FORGOTTEN CLASSIC: GRIZZLY RAGE
12.16.09Vince over at FilmDrunk occasionally writes about Forgotten Classics to showcase some of the finest B-movies ever made. I’m going to borrow the concept to put the spotlight on Grizzly Rage, a 2007 TV movie that premiered in Canada and later aired on the Sci Fi Channel (before it was Syfy, of course). The premise, from IMDb:
4 teens trespass on a closed park site and accidentally run over a Grizzly bear cub. The mother comes after them. Unfortunately, she was been drinking from a lake full of toxic waste, illegally dumped, and has mutated into a super Grizzly bear.

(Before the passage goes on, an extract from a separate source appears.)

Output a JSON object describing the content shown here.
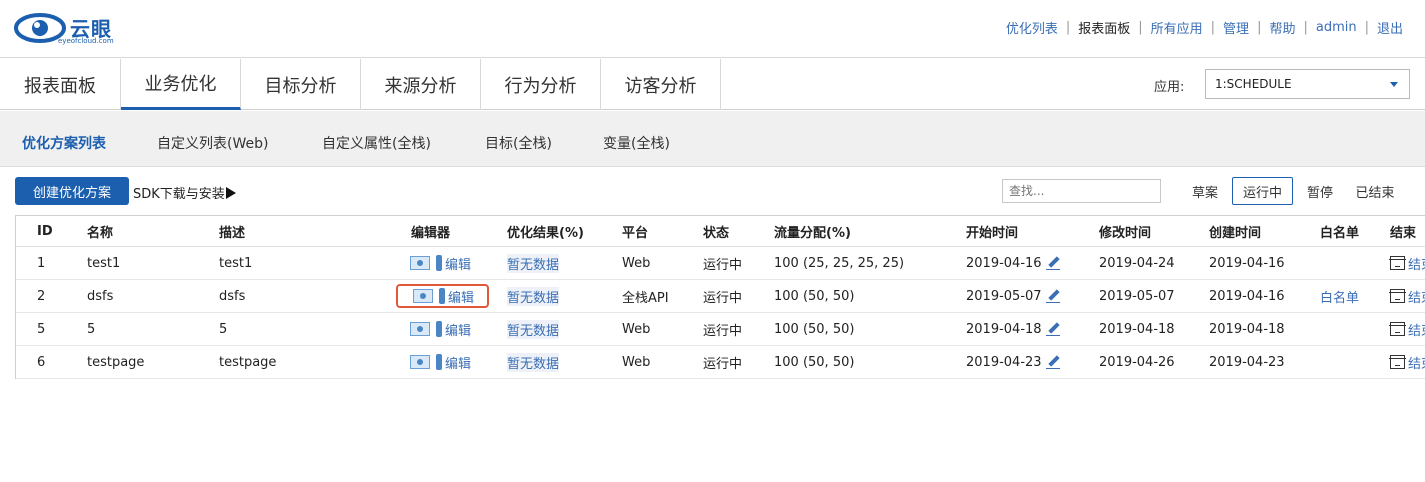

Many of the reviews disagree about the “super” grizzly part, as apparently this is a departure from many nature-based horror films in that the bear is not mutated or possessed by Satan. Bummer. What’s not a bummer, though, is the tag line on the film’s poster (inset): Ripped Apart at the SCREAMS! I hope that copy writer earned a handsome payday.
Notably, the 86-minute movie doesn’t feature a single frame of the bear and the human actors sharing a shot, and the attacks consist of “bad editing and blood splashed across the camera,” according to a review at CHUD. More from that review:
This movie is bad. Laughably bad. The writing is a joke, the characters are about as interesting as tax code, and the direction is amateurish at best… Grizzly Rage is one 86-minute exercise in how to waste film. It’s utterly bereft of tension, scares, or even humor.
Hey! Some people really like tax code! Below: the Grizzly Rage trailer, a behind-the-scenes look, and one more screen cap of a grizzly roaring, just because I like bears.



‘Grizzly Park’ was another recent killer-bear movie, and the only one I can think of where the bear slaps a fake boob out of the chest of a woman (I wish I was kidding).
Nice tag line. I would have also accepted, “Its vengeance will be unBEARable!”
Matt, they’re right; the tax code is very boring. The treasury regs is where all the excitement is!
The Bear could smell the menstruation.
In Canada, bear cubs you!
Won’t somebody please think of the children?
I like turtles.
Insert obligatory “bear is upset that he must pay the Homer Tax” line.
“Forget Shere Khan & Leo, I want to see the bear! Ohhh … oh my God … NOOOO BALOO!”
“the characters are about as interesting as tax code”
So, if the characters are the tax code, that makes Ron Paul the bear trying to eliminate them?